Many scientists contend that a true lie detector is not possible, at least given the present state of psychophysiological technology. That's because no-one has yet found a "Pinocchio response" - a physiological or behavioral reaction that's specific to lying. Like Pinocchio's protruding nose, this response would be emitted only during lying and never at other times. Some scientists doubt that such a response will ever be found; I remain skeptical myself given the enormous diversity of motivations underlying lies. There are white lies, lies intended to protect oneself, lies intended to protect others, malicious lies, lies told for the mere fun of fooling others (that is, lies told for what psychologist Paul Ekman calls "duping delight"), and many others; the prospect of finding any deep-seated biological or psychological commonalities underpinning of all of them seems doubtful. But perhaps my skepticism will one day prove unwarranted.

Ironically, the developer of the polygraph test, William Moulton Marston, was also the developer of the comic book character Wonder Woman, who lured criminals into telling the truth by encircling their waists with a magical lasso. For Marston, the polygraph was the real-world equivalent of Wonder Woman's lasso: An infallible truth detector.
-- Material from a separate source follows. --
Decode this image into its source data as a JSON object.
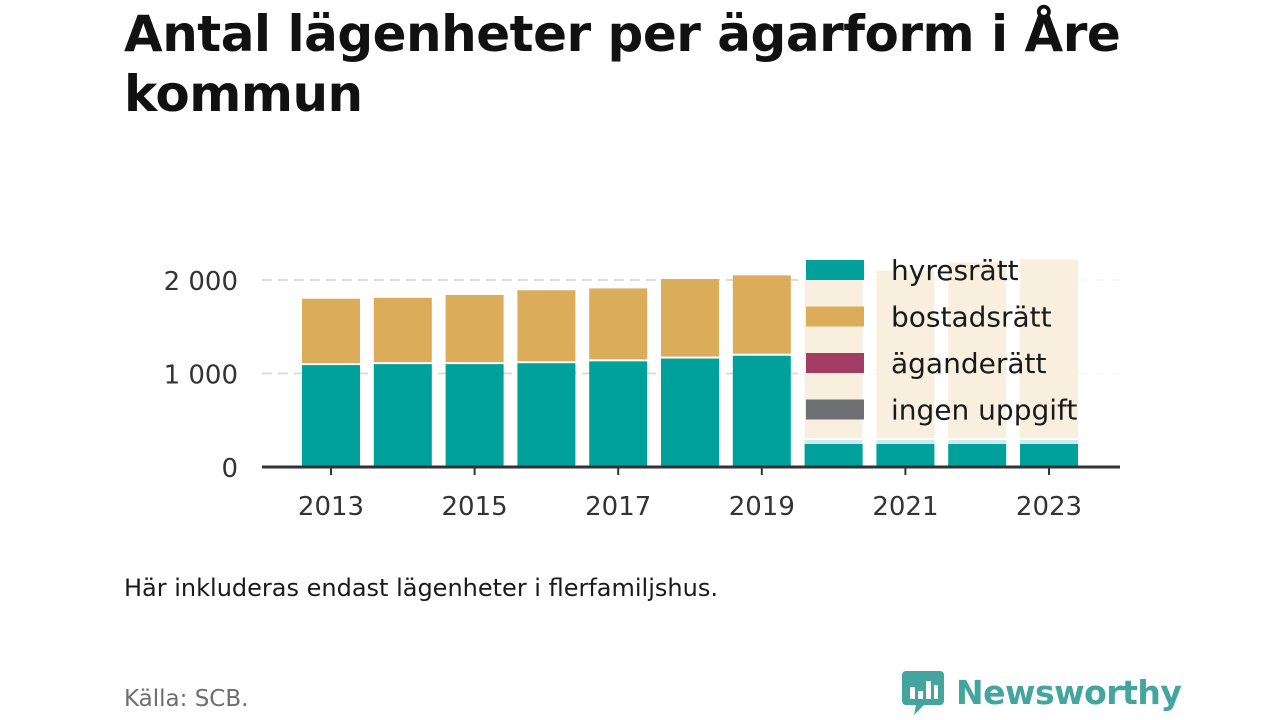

Given that it's really an arousal detector, the polygraph test suffers from a high rate of what psychologists call "false positives" - innocent people whom the test deems guilty. Ironically, some of these false positives, like Ellen, may be among the guilt-prone and honest among us, although this disturbing possibility has received surprisingly little attention from researchers.

There's at least one other great irony in all of this. In 1988, the federal government passed the Employee Polygraph Protection Act, which banned most uses of the polygraph in the private sector - for example, for pre-employment screening or for trying to ferret out pilferers in the workplace. Yet the government refused to ban the test for screening its own potential employees. In essence, the government told private employees, "We won't let you use this test, as it doesn't work very well, but we'll keep on using it ourselves." More than two decades later, my friend Ellen and hundreds of others are continuing to feel the unfortunate effects of this paradoxical policy.